La société suédoise de biotechnologie Oncopeptides AB a enregistré une hausse de 62 % d'année en année des ventes nettes au deuxième trimestre 2026, atteignant 31,1 millions de SEK, alors que la demande pour son traitement du myélome multiple, Pepaxti, s'accélère sur les principaux marchés européens.
Les ventes nettes du premier semestre 2026 ont atteint 56,5 millions de SEK, en hausse de 74% par rapport à la même période de 2025, alors que la société a maintenu un taux de marge brute de 98% pour cette période. Les dépenses d'exploitation sont baissées de 2% par rapport à l'année précédente, à 146,9 millions de SEK au cours du premier semestre, la deuxième étude représentant à elle seule 81,1 millions de coûts. La société prévisionne que les dépenses d'exploitation pour l'ensemble de 2026 s'élèveront à environ 300 millions de SEK, en ligne avec les niveaux de 2025.
Les fonds liquides et équivalents de trésorerie s'élevaient à 158 millions de SEK à la fin du deuxième trimestre de 2026, après un placement de 167 millions de SEK conclu en mars. Le titre de Oncopeptides est monté de 10,16 % à 1,875 $ lors des premières transactions, ajoutant 0,173 $ par action après la conférence sur les résultats. La capitalisation boursière de l'entreprise reste proche de 2,53 milliards de SEK, bien que son sommet de 52 semaines se situe à 6,55 $.

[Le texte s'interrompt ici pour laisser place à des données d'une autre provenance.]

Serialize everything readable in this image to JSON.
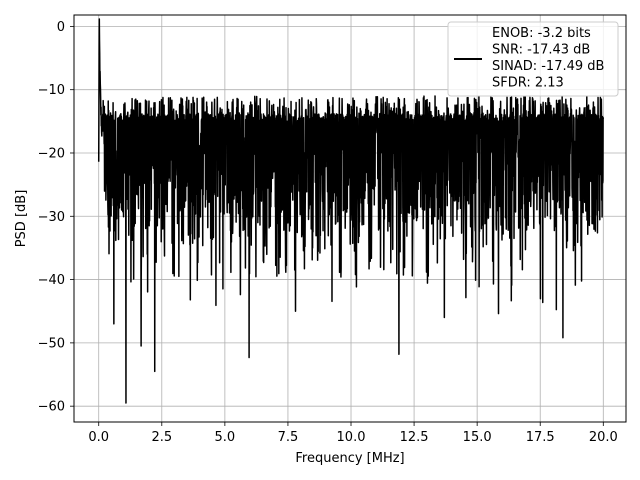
{
  "chart_data": {
    "type": "line",
    "title": "",
    "xlabel": "Frequency [MHz]",
    "ylabel": "PSD [dB]",
    "xlim": [
      -0.98,
      20.9
    ],
    "ylim": [
      -62.5,
      1.8
    ],
    "xticks": [
      0.0,
      2.5,
      5.0,
      7.5,
      10.0,
      12.5,
      15.0,
      17.5,
      20.0
    ],
    "xtick_labels": [
      "0.0",
      "2.5",
      "5.0",
      "7.5",
      "10.0",
      "12.5",
      "15.0",
      "17.5",
      "20.0"
    ],
    "yticks": [
      0,
      -10,
      -20,
      -30,
      -40,
      -50,
      -60
    ],
    "ytick_labels": [
      "0",
      "−10",
      "−20",
      "−30",
      "−40",
      "−50",
      "−60"
    ],
    "grid": true,
    "legend_position": "top-right",
    "legend_lines": [
      "ENOB: -3.2 bits",
      "SNR: -17.43 dB",
      "SINAD: -17.49 dB",
      "SFDR: 2.13"
    ],
    "line_color": "#000000",
    "series": [
      {
        "x": [
          0.0,
          0.02,
          0.05,
          0.08,
          0.12,
          0.2,
          0.3,
          0.4,
          0.6,
          0.8,
          1.08,
          1.6,
          2.2,
          3.0,
          4.0,
          5.0,
          6.0,
          7.0,
          8.0,
          9.0,
          10.0,
          11.0,
          11.9,
          13.0,
          14.0,
          15.0,
          16.0,
          17.0,
          18.4,
          19.0,
          20.0
        ],
        "y": [
          -22,
          0,
          -8,
          -13,
          -16,
          -20,
          -22,
          -24,
          -26,
          -25,
          -24,
          -23,
          -24,
          -23,
          -24,
          -22,
          -24,
          -23,
          -22,
          -24,
          -23,
          -22,
          -24,
          -23,
          -22,
          -24,
          -23,
          -22,
          -24,
          -23,
          -24
        ]
      }
    ],
    "noise_band": {
      "top": -11,
      "bottom": -33,
      "typical_top": -15,
      "typical_bottom": -30
    },
    "notable_dips": [
      {
        "x": 1.08,
        "y": -59.5
      },
      {
        "x": 2.22,
        "y": -54.5
      },
      {
        "x": 1.68,
        "y": -50.5
      },
      {
        "x": 0.6,
        "y": -47.0
      },
      {
        "x": 5.96,
        "y": -52.3
      },
      {
        "x": 11.9,
        "y": -51.8
      },
      {
        "x": 18.4,
        "y": -49.2
      },
      {
        "x": 7.8,
        "y": -45.0
      },
      {
        "x": 13.7,
        "y": -46.0
      }
    ]
  }
}
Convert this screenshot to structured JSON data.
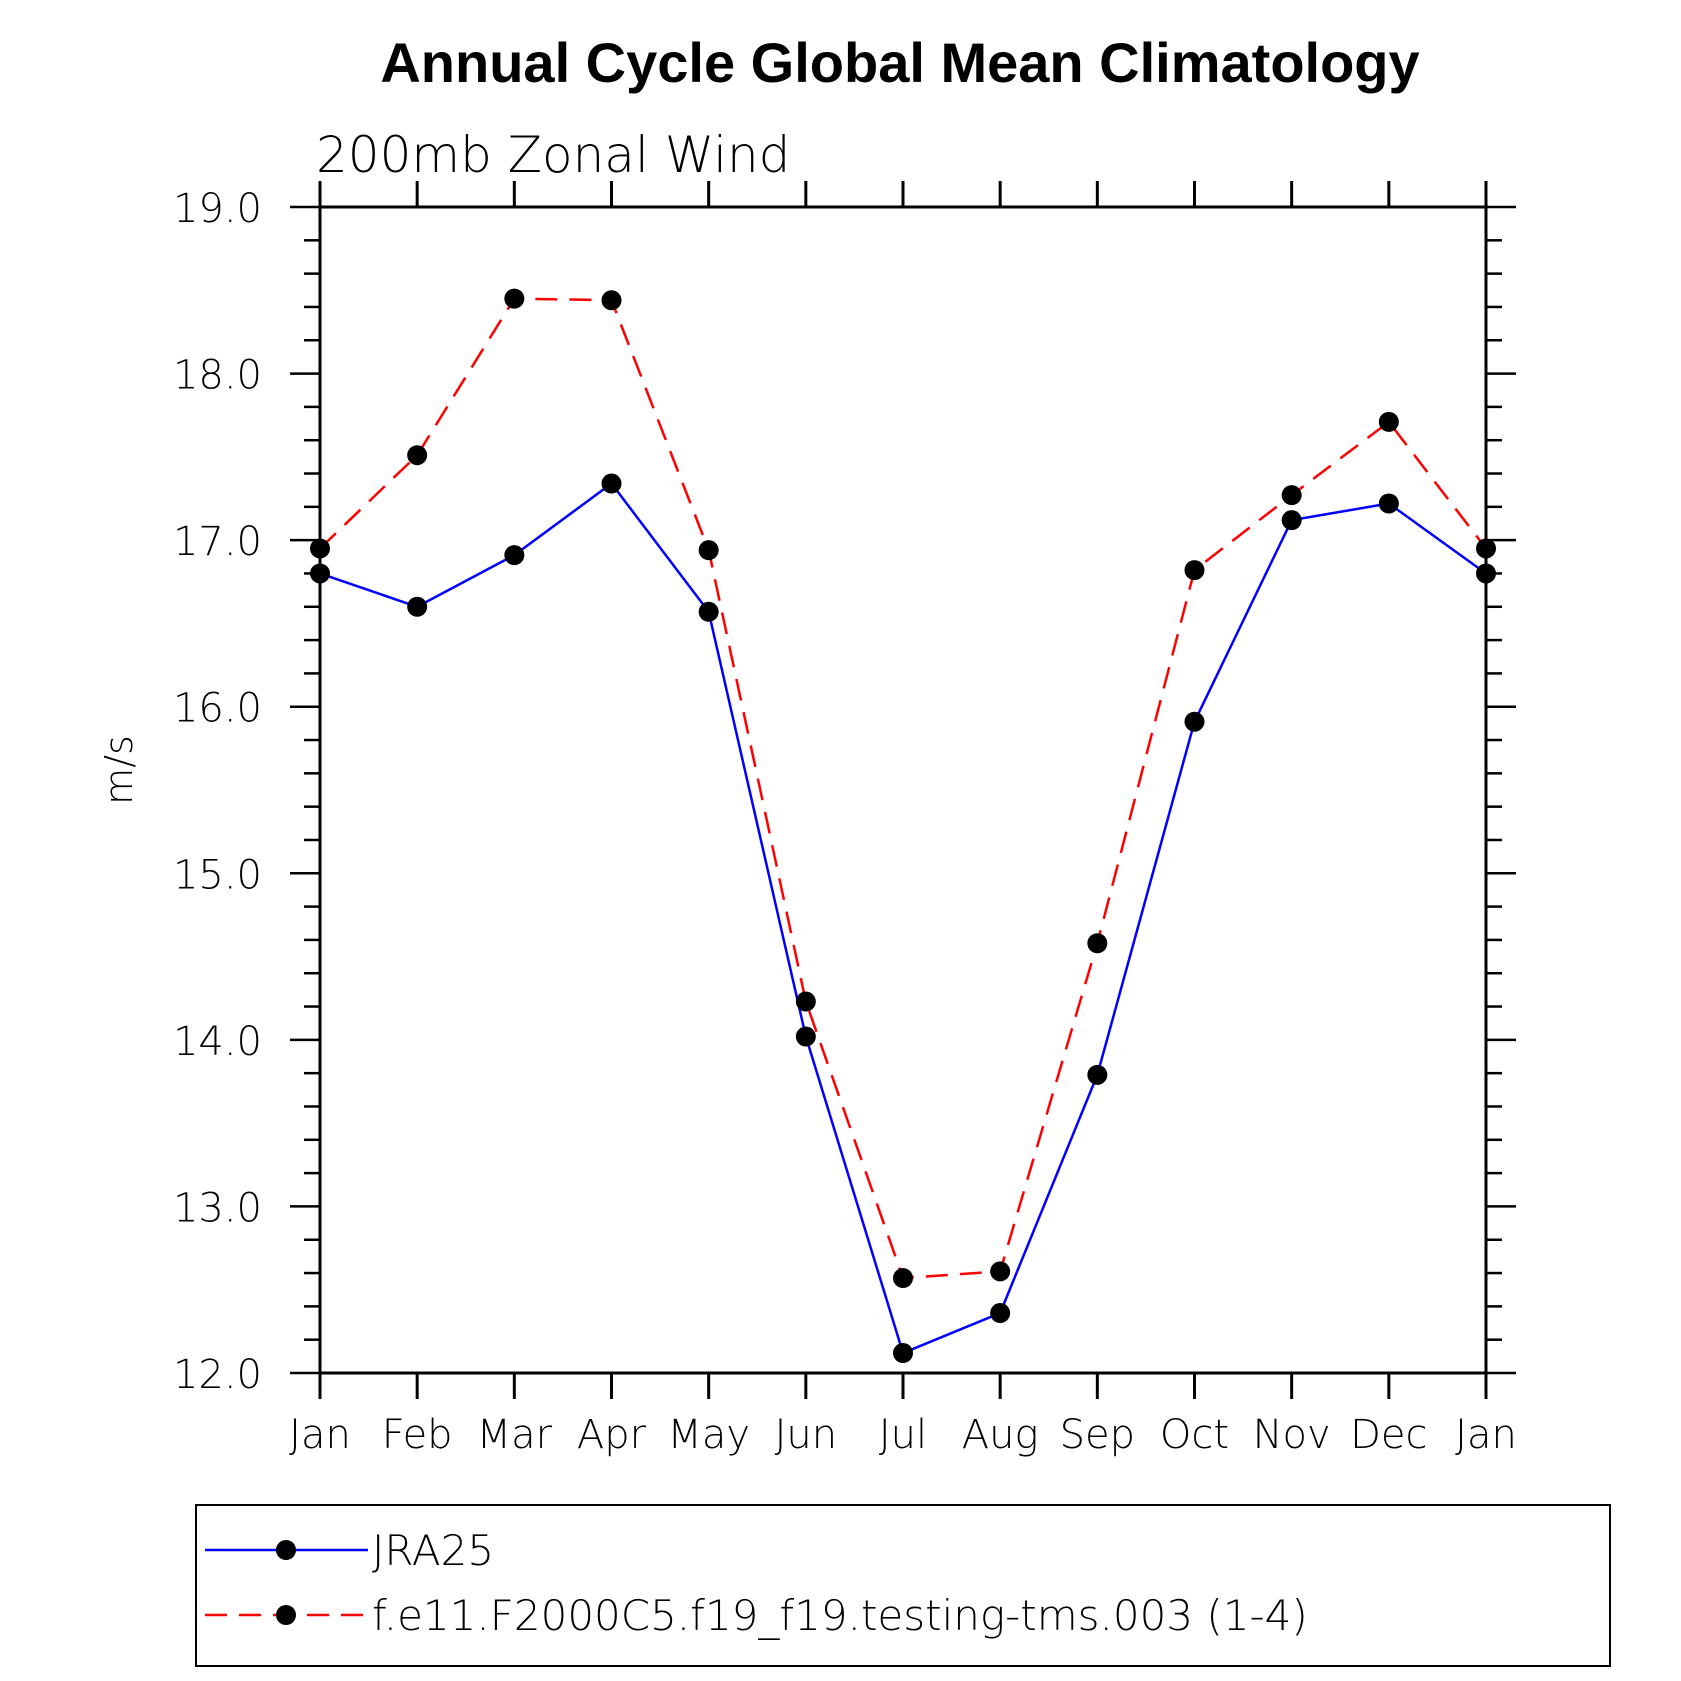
{
  "chart_data": {
    "type": "line",
    "title": "Annual Cycle Global Mean Climatology",
    "subtitle": "200mb Zonal Wind",
    "ylabel": "m/s",
    "xlabel": "",
    "categories": [
      "Jan",
      "Feb",
      "Mar",
      "Apr",
      "May",
      "Jun",
      "Jul",
      "Aug",
      "Sep",
      "Oct",
      "Nov",
      "Dec",
      "Jan"
    ],
    "ylim": [
      12.0,
      19.0
    ],
    "yticks": [
      "12.0",
      "13.0",
      "14.0",
      "15.0",
      "16.0",
      "17.0",
      "18.0",
      "19.0"
    ],
    "grid": false,
    "legend_position": "bottom",
    "series": [
      {
        "name": "JRA25",
        "color": "#0000ff",
        "line_style": "solid",
        "marker": "filled-circle",
        "values": [
          16.8,
          16.6,
          16.91,
          17.34,
          16.57,
          14.02,
          12.12,
          12.36,
          13.79,
          15.91,
          17.12,
          17.22,
          16.8
        ]
      },
      {
        "name": "f.e11.F2000C5.f19_f19.testing-tms.003 (1-4)",
        "color": "#ff0000",
        "line_style": "dashed",
        "marker": "filled-circle",
        "values": [
          16.95,
          17.51,
          18.45,
          18.44,
          16.94,
          14.23,
          12.57,
          12.61,
          14.58,
          16.82,
          17.27,
          17.71,
          16.95
        ]
      }
    ]
  }
}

La direction a souligné l'essor du champ de patients atteint par Pepaxti, avec plus de 1 000 patients traités en Europe depuis l'approbation de l'autorité européenne des médicaments. L'Allemagne, l'Italie et l'Espagne restent des marchés principaux, bien que les ventes de l'Espagne aient été affectées par les grèves des travailleurs de la santé au début de l'année. La Grèce n'a généré aucun revenu au deuxième trimestre en raison des restrictions budgétaires locales.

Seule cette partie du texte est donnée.